# questions on stable etc



## StaticPhilly (May 17, 2010)

hello all,

ok, heres my situation, im after a desktop system thats lightweight, so i was thinking, linux or freebsd...

now the things i like on freebsd
Base installation, gos without any problems, easy to understand
wireless, card automaticlly gets picked up (makes my life easyer) and it has nice wpa support unlike archlinux (which was my other choice)

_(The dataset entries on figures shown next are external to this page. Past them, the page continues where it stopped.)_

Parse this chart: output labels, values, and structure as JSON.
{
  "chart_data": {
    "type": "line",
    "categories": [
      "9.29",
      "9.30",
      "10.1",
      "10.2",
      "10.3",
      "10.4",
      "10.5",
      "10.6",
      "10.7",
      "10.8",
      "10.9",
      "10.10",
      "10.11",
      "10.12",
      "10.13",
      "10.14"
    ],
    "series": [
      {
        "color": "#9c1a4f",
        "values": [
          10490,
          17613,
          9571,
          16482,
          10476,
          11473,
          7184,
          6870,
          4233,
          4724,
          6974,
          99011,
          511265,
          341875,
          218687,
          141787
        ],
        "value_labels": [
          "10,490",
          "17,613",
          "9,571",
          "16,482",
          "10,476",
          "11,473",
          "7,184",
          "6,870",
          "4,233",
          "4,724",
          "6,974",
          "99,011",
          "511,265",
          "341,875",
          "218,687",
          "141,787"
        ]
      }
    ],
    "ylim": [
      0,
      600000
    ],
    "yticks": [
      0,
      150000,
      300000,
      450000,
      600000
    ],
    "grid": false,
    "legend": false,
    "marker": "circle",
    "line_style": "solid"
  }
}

now my main problem is, when i install freebsd its 8.0-release
now things like firefox cant be installed via pkg_add because they dont exist on for 'release' however after doing some digging i found they do exist in the 8-stable dir's

after doing some reading on 'stable' the only way to upgrade release to stable is to download all the source and compile it myself then have to keep it up-to-date myself.
This sounds like a nightmare and time consuming.

Now for my questions 
is my understanding on upgrading to stable correct?
if it is, is it possible to use the stable binarys via pkg_add from stable on release?
if its not, can you explain the upgrade from release to stable to me?

cheers,
Phil


----------



## SirDice (May 17, 2010)

Ports have nothing to do with -RELEASE or -STABLE. There is only one ports tree for all versions of FreeBSD.


----------



## DutchDaemon (May 17, 2010)

And on a -RELEASE you can use packages for -STABLE (see the PACKAGESITE env variable in pkg_add(1)). You _may_ run into the occasional package that depends on a change between -RELEASE and -STABLE, but I believe it's rare.


----------